It’s time I told this story.
It will be told in three parts, from the girl’s perspective (because I am the girl and as humans we can only tell our own stories). Maybe Frans will one day tell his.
By the way, this is Frans as a boy. Isn’t he adorable? (He still has that intense focus. And he is still an incredible pianist/organist.)
This is me, the young girl. I am looking good, I know. I’m in that pre-swan stage, about eleven years old. And the best thing about life at this point was that I got to choose the bands on my braces. Purple and teal. The best colors in the world.
The girl grew up in a world of conflicting formulas and fantasies. Like oil and water, the formulas the girl picked up from bad teaching and her own immature interpretations and the mysterious paradoxes of story and mystery, did not mix. Sometimes the girl chose fantasy, sometimes she chose formula. As she grew older, the murkiness of fantasy sank to the bottom while formula formed a clear line at the top. It was often from formula she chose to sip.
And the formula tasted like this: WILL yourself into obedience, FEEL the feelings, confess the right things, MEAN your prayers, and life will be good. You believe, or you don’t. You’re saved, or you’re not. Do the right things, become the right woman, and God will give you the desires of your heart.
All or nothing. Black or white. Blank or blank. Or. This troubled her. She found along with her faith, doubt was attached like a shadow to its shape.
So she would slip into the world of fantasy through stories, like the one about a witch and a lion and four children who found themselves in a snowy wood. But stories like this seemed to somehow be true, and pushed her back into the real world to take a hard look at her formula. And that’s when she began searching for an answer in other words. She liked these the most: Come to me, all you who are heavy-laden and I will give you rest. Take my yoke upon you and learn from me, and you will find rest for your souls. For my yoke is easy, and my burden light.
Take my yoke upon you and learn from me and you will find rest of your souls.
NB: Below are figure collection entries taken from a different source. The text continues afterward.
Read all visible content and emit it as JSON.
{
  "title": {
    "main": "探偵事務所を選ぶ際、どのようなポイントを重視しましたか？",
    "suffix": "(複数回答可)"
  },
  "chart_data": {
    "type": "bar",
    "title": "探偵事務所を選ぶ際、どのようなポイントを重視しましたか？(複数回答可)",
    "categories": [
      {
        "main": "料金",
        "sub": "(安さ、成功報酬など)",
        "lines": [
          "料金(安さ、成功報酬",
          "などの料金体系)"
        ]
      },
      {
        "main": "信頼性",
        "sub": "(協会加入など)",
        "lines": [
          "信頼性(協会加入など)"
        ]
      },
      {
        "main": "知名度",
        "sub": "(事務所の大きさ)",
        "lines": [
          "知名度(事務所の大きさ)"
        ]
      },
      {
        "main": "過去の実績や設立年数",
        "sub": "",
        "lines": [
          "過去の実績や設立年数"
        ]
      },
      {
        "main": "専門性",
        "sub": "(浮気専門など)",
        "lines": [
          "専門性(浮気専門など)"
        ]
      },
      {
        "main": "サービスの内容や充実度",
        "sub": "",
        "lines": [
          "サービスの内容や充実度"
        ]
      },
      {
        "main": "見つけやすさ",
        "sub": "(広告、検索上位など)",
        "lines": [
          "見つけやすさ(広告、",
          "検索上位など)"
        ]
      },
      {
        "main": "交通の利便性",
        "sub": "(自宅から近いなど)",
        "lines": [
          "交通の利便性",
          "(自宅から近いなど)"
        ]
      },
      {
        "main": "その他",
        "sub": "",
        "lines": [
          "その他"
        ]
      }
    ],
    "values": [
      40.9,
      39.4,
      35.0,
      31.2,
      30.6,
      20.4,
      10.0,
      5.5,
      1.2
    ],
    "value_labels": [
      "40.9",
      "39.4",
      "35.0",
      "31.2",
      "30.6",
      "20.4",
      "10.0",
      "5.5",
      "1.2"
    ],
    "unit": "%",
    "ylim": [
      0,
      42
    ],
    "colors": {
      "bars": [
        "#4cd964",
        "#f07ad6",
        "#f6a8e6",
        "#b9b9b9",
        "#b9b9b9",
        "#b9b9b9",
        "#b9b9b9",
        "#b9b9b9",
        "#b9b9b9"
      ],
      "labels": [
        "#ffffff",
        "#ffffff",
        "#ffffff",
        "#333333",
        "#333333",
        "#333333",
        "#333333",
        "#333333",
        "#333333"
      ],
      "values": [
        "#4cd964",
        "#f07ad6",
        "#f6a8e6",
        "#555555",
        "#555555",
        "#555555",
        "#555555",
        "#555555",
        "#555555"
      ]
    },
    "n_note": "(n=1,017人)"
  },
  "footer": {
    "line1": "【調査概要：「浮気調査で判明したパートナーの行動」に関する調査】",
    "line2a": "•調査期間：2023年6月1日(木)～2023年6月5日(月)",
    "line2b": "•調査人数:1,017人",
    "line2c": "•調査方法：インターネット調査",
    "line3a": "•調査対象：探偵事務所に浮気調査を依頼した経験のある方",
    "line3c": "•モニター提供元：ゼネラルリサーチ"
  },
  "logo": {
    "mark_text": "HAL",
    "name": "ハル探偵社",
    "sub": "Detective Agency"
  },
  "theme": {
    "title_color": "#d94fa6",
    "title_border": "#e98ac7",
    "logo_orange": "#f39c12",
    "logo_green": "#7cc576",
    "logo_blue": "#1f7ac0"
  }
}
Carry this and rest. And.
The girl grew. She learned that with burden-carrying could come the most curious lightness of being. That doubt was evidence of faith. She learned that joy and sorrow walked in through the same door. Learned that there was something to both/and, that the most important words in the world might be love, hope, truth, tension, and paradox.
She also learned about the importance of waiting, as well. (Some of the sweetest and most painful words can be not yet.)
She felt like she was always living in the not yet.